According to Jon Potter, the Application Developers Alliance President, patent reform should include an easier administrative process to invalidate bad patents. Overly broad software patents, for example, are often used to sue smaller companies and obtain settlement payments. While the bill aids those smaller companies by reducing litigation costs, it does very little to address a company’s ability to challenge the validity of an overly broad software patent.
The Innovation Act’s customer-suit exception has also fallen prey to criticism. The provisions of the bill leave the door open for patent trolls to sidestep lawsuits with manufacturing companies. In turn, end users would not be able to benefit from the bill’s staying provisions.
Colleen Chien, an associate professor and patent expert at Santa Clara University Law School, wrote in Wired Magazine that patent reform should provide more protections to the manufacturers (rather than end users) of technology, allowing them to better mitigate liability. Also, the Act’s provisions may not have the intended effect of evening the playing field, she explained, when a large portfolio of patents is involved. As cases become more complex, fee shifting becomes arduous and discovery, although limited, could still be cost prohibitive for smaller companies.

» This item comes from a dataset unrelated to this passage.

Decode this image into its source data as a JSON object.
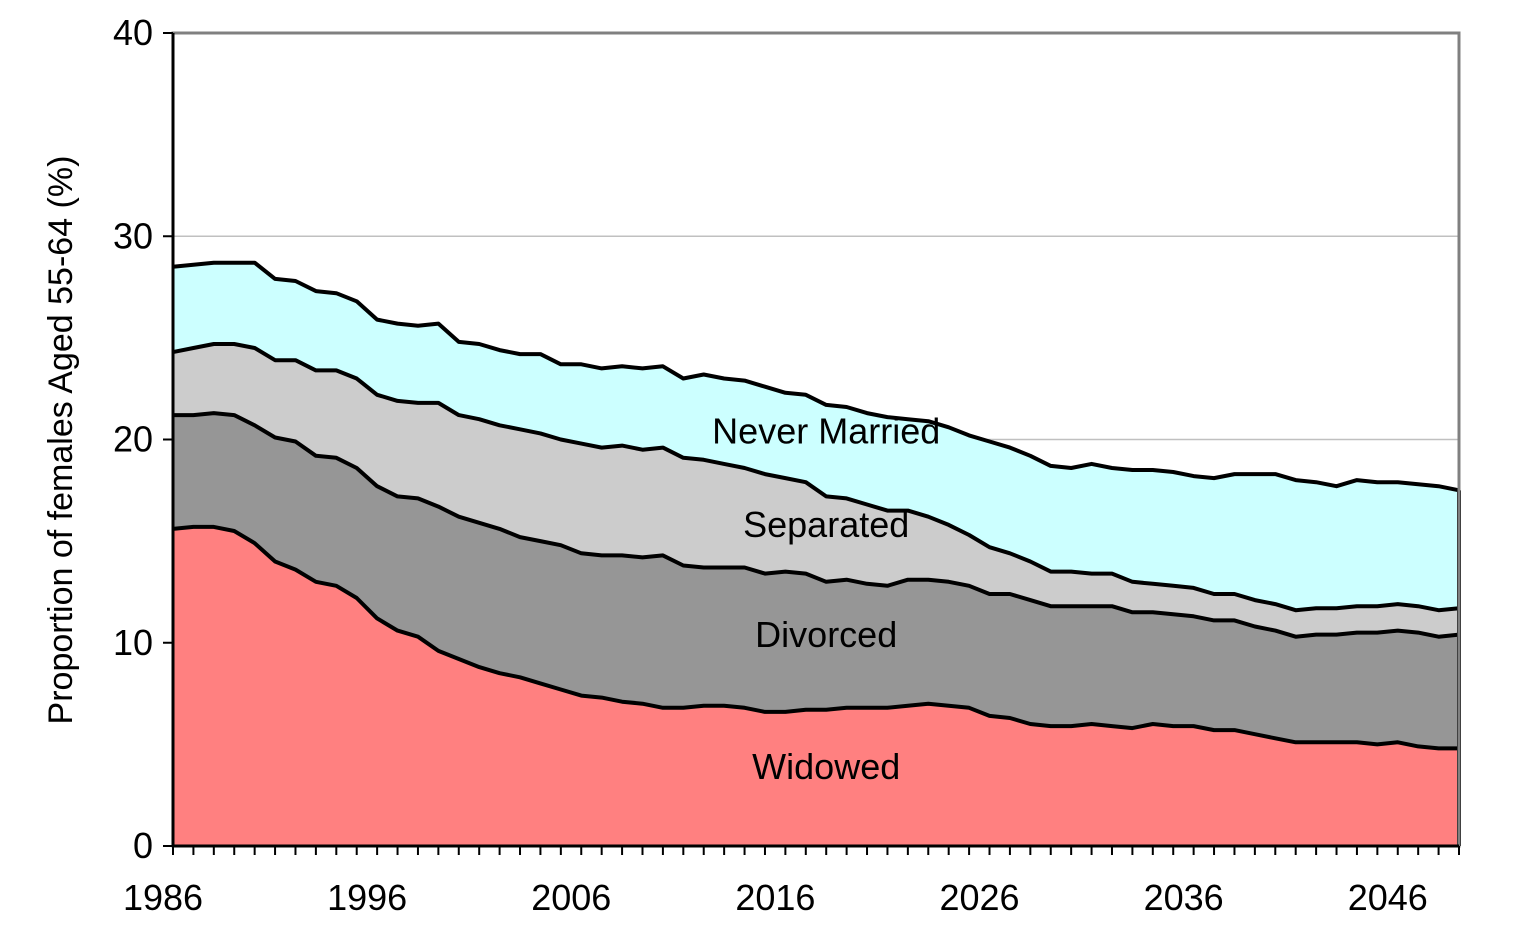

The Innovation Act does not entirely eliminate the threat of patent trolling companies that abuse the system. NPEs will continue to exist and enforce patent rights regardless of procedure. But by enforcing stricter pleading requirements, requiring more transparency, and limiting discovery, the Act at least levels the playing field to give defendants in a patent lawsuit a fighting chance to litigate. It is a step in the right direction and should be commended as such.